In many American cities, traffic cameras of some variety have become a way of life, giving cash-strapped local governments a fountain of new money while leaving many motorists fuming. In Washington, D.C., red-light and speed cameras brought in $85 million in 2011; one camera alone generated $11.6 million while recording more than 112,000 tickets. Now an Ohio inventor says he's created a device to legally fight back -- although those on the other side of the law may disagree.
Red-light cameras operate in 24 states across the country, while 13 states use speed cameras to tag motorists. Safety advocates have long backed the technologies; statistics show that speeding drivers trigger a majority of all auto accidents, and red-light running has been linked to thousands of accidents as well. But while many cameras were set up as safety measures, the additional revenue -- up to $500 a ticket in some jurisdictions -- has spurred a backlash; in all, 12 states have barred speed cameras and nine states have outlawed red-light camera tickets, with dozens of cities debating the question.
Speed and red-light cameras work in part because all states make it illegal to obscure your license plate -- and there's no magic spray that keeps the plates hidden from cameras but visible all other times. Jonathan Dandrow, an Ohio tinkerer, decided to research ways to make photos taken by the cameras useless, but otherwise leave the plate visible. After two years of work in his garage, Dandrow came up with noPhoto, a license plate frame that conceals two powerful xenon light units and electronics that trigger them only when they sense a flash from the traffic camera.
The trick, according to Dandrow, was writing software that would recognize the unique flash created by a traffic camera while ignoring all other light sources. Another key hurdle was creating a burst of light bright enough that a photo couldn't be easily manipulated to reveal the numbers.
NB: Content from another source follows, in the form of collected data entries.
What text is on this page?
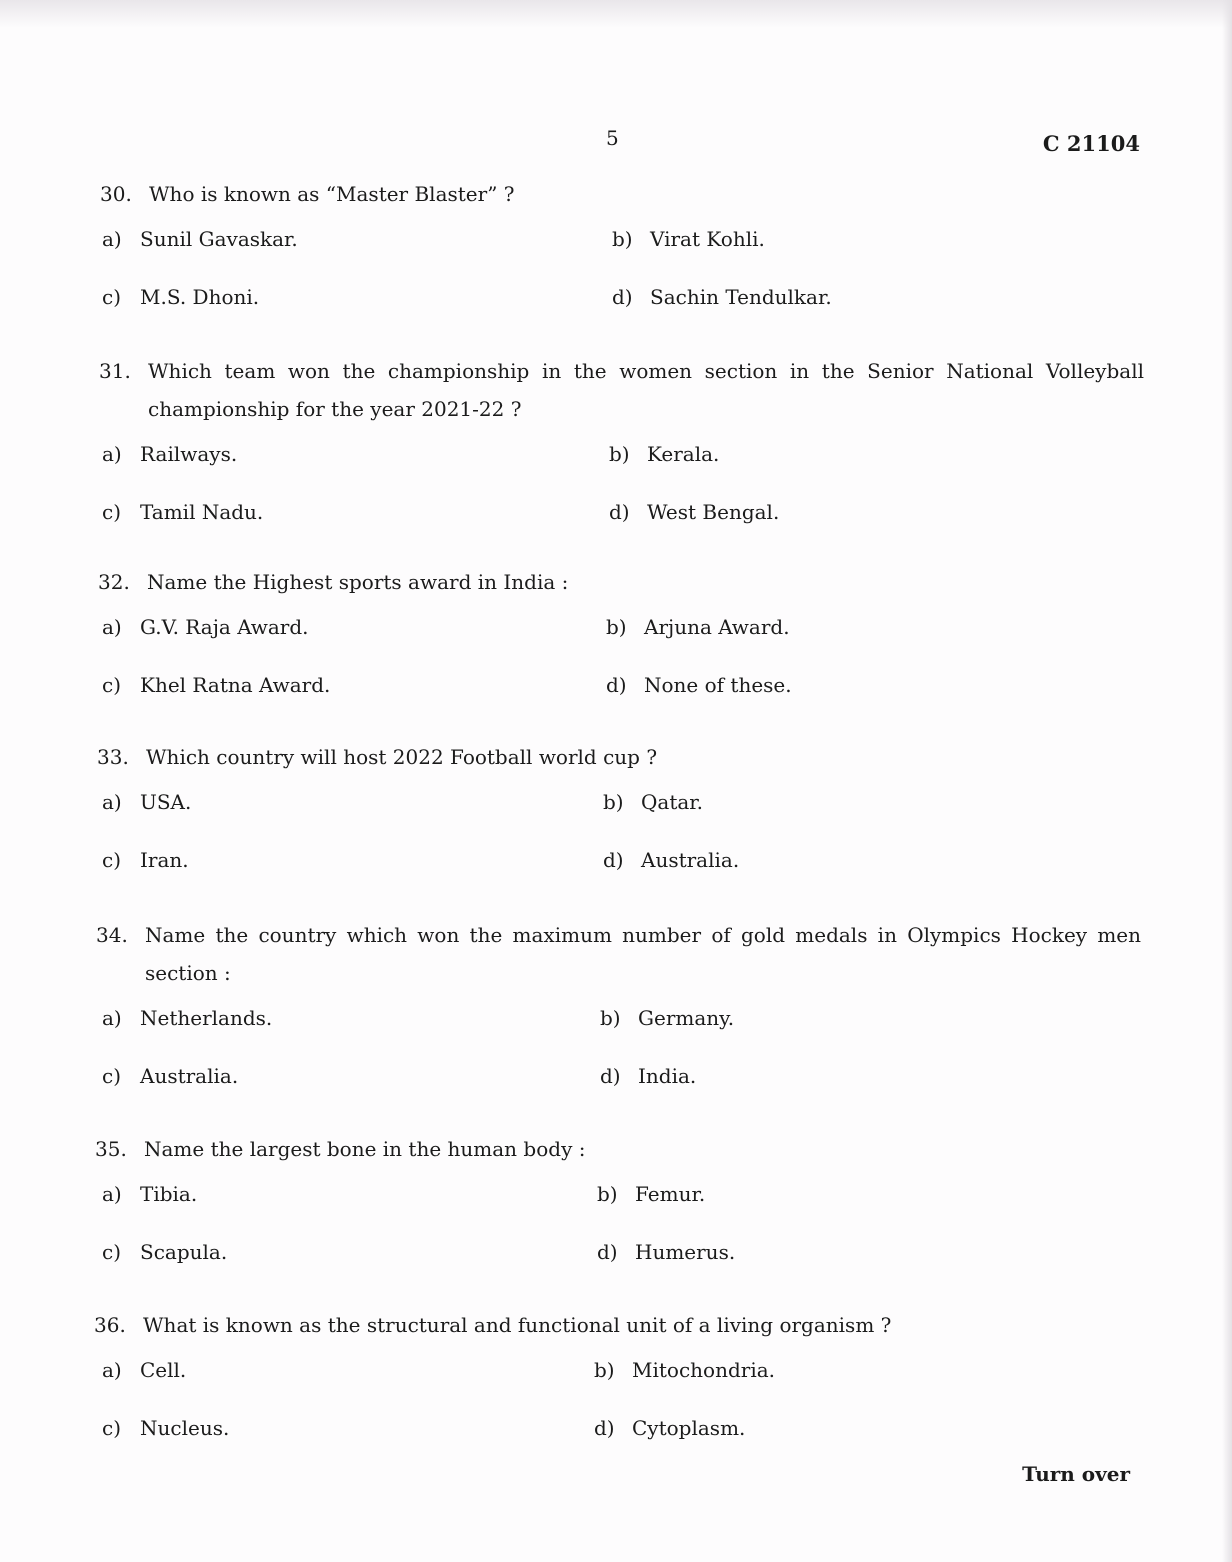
5	C 21104
30. Who is known as “Master Blaster” ?
a) Sunil Gavaskar.	b) Virat Kohli.
c) M.S. Dhoni.	d) Sachin Tendulkar.
31. Which team won the championship in the women section in the Senior National Volleyball championship for the year 2021-22 ?
a) Railways.	b) Kerala.
c) Tamil Nadu.	d) West Bengal.
32. Name the Highest sports award in India :
a) G.V. Raja Award.	b) Arjuna Award.
c) Khel Ratna Award.	d) None of these.
33. Which country will host 2022 Football world cup ?
a) USA.	b) Qatar.
c) Iran.	d) Australia.
34. Name the country which won the maximum number of gold medals in Olympics Hockey men section :
a) Netherlands.	b) Germany.
c) Australia.	d) India.
35. Name the largest bone in the human body :
a) Tibia.	b) Femur.
c) Scapula.	d) Humerus.
36. What is known as the structural and functional unit of a living organism ?
a) Cell.	b) Mitochondria.
c) Nucleus.	d) Cytoplasm.
Turn over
In the video above, Dandrow says a prototype version responds to traffic camera strobe from over 100 feet away in broad daylight.
Dandrow calls his invention a response to drivers being "constantly monitored and watched," and that motorists shouldn't lose challenges to traffic citations "just because it happens to be (from) a camera that can't talk in court." And he maintains that because the noPhoto does not block the view of the license plate, it's legal today in most states.
But not all states. In North Carolina, police can cite motorists for installing license plate frames that "prevent or interfere with the taking of a clear photograph" of a license plate, while other states have less clearly worded restrictions on license plate frames that could be used against noPhoto. Previous challenges to red-light and speed camera enforcement has spurred state lawmakers to write new statues protecting such revenue with a quickness. And noPhoto may raise more concerns if it's proven effective against cameras meant to catch toll-road freeloaders.
Dandrow's device also raises concerns of safety advocates. "There is a simple solution for not receiving red light and speeding tickets — stop running red lights and stop speeding," said David Kelly, former chief of the National Highway Traffic Safety Administration and the head of the National Coalition for Safer Roads, a group supported in part by photo enforcement firms. "Instead of driving safely, scofflaws continue to recklessly put others in danger."
Dandrow is still raising money to develop his invention, which he plans to sell for $350 a copy, a price that could keep it from being a widespread countermeasure. If it does catch on, Dandrow will find himself under a different kind of spotlight -- with cities around the country chasing money they expected in their accounts, not his.